Voice-enabled devices with screens — like the Echo Show — are growing in popularity, and they offer new opportunities for multimodal interactions, in which customers use spoken language to refer to items on-screen, helping them communicate their intentions more efficiently. The task of using natural-language understanding to select the correct object on the screen is known as multimodal coreference resolution.
Multimodal models have delivered impressive results on tasks like visual search, in which they find images that match a textual description. But they struggle with coreference resolution, in part because there are so many possible ways to refer to an object on-screen. Some refer to visual characteristics of the scene, such as objects’ colors or position on screen, and some refer to metadata.
In the tenth Dialog State Tracking Challenge (DSTC10), a model that we developed with colleagues at the University of California, Los Angeles, finished first in the multimodal coreference resolution task.

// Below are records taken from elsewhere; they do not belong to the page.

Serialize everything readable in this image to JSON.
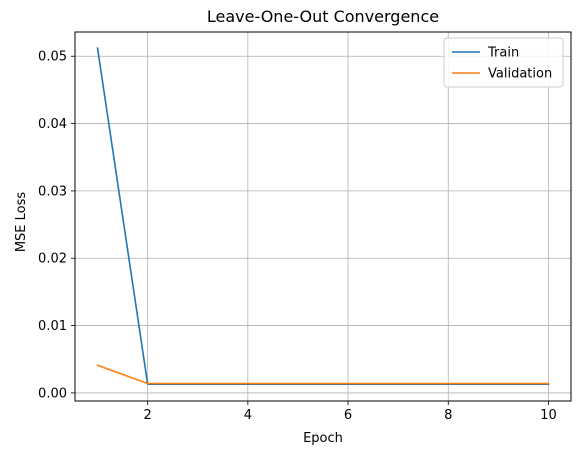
{
  "chart_data": {
    "type": "line",
    "title": "Leave-One-Out Convergence",
    "xlabel": "Epoch",
    "ylabel": "MSE Loss",
    "xlim": [
      0.55,
      10.45
    ],
    "ylim": [
      -0.0012,
      0.0536
    ],
    "xticks": [
      2,
      4,
      6,
      8,
      10
    ],
    "xtick_labels": [
      "2",
      "4",
      "6",
      "8",
      "10"
    ],
    "yticks": [
      0.0,
      0.01,
      0.02,
      0.03,
      0.04,
      0.05
    ],
    "ytick_labels": [
      "0.00",
      "0.01",
      "0.02",
      "0.03",
      "0.04",
      "0.05"
    ],
    "grid": true,
    "legend_position": "top-right",
    "x": [
      1,
      2,
      3,
      4,
      5,
      6,
      7,
      8,
      9,
      10
    ],
    "series": [
      {
        "name": "Train",
        "color": "#1f77b4",
        "values": [
          0.0512,
          0.0013,
          0.0013,
          0.0013,
          0.0013,
          0.0013,
          0.0013,
          0.0013,
          0.0013,
          0.0013
        ]
      },
      {
        "name": "Validation",
        "color": "#ff7f0e",
        "values": [
          0.0041,
          0.0014,
          0.0014,
          0.0014,
          0.0014,
          0.0014,
          0.0014,
          0.0014,
          0.0014,
          0.0014
        ]
      }
    ]
  }
}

We described the model in a paper we presented last month at the International Conference on Computational Linguistics (COLING).
The model
We base our model on visual-linguistic BERT (VL-BERT), a model trained on pairs of text and images. It adapts the masked-language-model training typical of BERT models, in which certain aspects of the input — either words of the sentence or regions of the images — are masked out, and the model must learn to predict them. It thus learns to predict images based (in part) on textual input and vice versa.

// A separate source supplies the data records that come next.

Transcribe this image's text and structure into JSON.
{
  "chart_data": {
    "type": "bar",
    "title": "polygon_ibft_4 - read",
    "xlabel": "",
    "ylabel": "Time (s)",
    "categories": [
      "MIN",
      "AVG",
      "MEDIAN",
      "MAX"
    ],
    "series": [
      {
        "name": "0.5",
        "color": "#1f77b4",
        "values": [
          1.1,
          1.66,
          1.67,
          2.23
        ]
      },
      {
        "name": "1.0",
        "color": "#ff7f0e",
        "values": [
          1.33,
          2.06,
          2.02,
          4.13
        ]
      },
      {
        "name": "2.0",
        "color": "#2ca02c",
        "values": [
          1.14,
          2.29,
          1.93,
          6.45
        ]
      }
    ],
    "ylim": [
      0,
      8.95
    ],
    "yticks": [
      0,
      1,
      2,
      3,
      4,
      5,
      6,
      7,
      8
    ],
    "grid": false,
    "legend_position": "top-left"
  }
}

We make three main modifications to this approach:
- We represent relationships between objects in an image using graphs and capture that graphical information using graph neural networks;
- We add additional knowledge sources in the form of object metadata, to allow coreferencing based on nonvisual features such as brand or price; and
- We supplement information about an object’s surrounding by explicitly sampling from its neighborhood and generating captions describing the object. This enables coreferencing involving surrounding context (e.g., accessory objects like shelves and tables).
For each object in the current scene, the model outputs a binary decision whether that is the object referred to in the current round of dialogue.
Graphical representation
Using the relative locations of the objects in the scene, our model produces a graph, with nodes representing objects and edges describing the relationships between objects in the scene. Edges encode five types of relationships. The first four — top, bottom, left, and right — form two matched pairs: two nodes connected by a top edge, for instance, will also be connected by a bottom edge running in the opposite direction. The fifth relationship, inside, relates all the objects to a special “scene” node.
The graph then passes to a graph neural network — specifically, a graph convolutional network — that produces an embedding for each node, which captures information about the node’s immediate neighborhood in the graph. These embeddings are inputs to the coreference resolution model.
Local information
Some elements of the visual scene may not be identified by the object recognizer, but customers may still use them to specify objects — e.g., “The one on the counter”. To resolve such specifications, we use information about an object’s local environment, which we capture in two ways.
First, we produce eight new boxes arrayed around the object in eight directions: top left, top, top right, etc. Then we encode visual features of the image regions within those boxes and append them to coreference resolution model’s visual input stream.
Note that this differs from the information captured by the graph in two ways: it’s local information, while the graph can represent the relative locations of more-distant objects; and there are no labeled objects in the additional boxes. The encoding captures general visual features.
Second, during model training, we use an image-captioning model to describe additional objects in the vicinity of the object of interest — for example, shelves, tables, racks etc. This enables the model to identify objects based on descriptions of the surrounding context — for instance, “the jacket on the bench”.
Combining these modifications with the addition of the dialogue-turn distance metric enabled out model to place first in the DSTC10 multimodal coreference resolution challenge, where performance is measured by F1 score, which factors in both false positives and false negatives. We expect this work to pay dividends for Alexa customers, by making it easier to express their intentions when using Alexa-enabled devices with screens.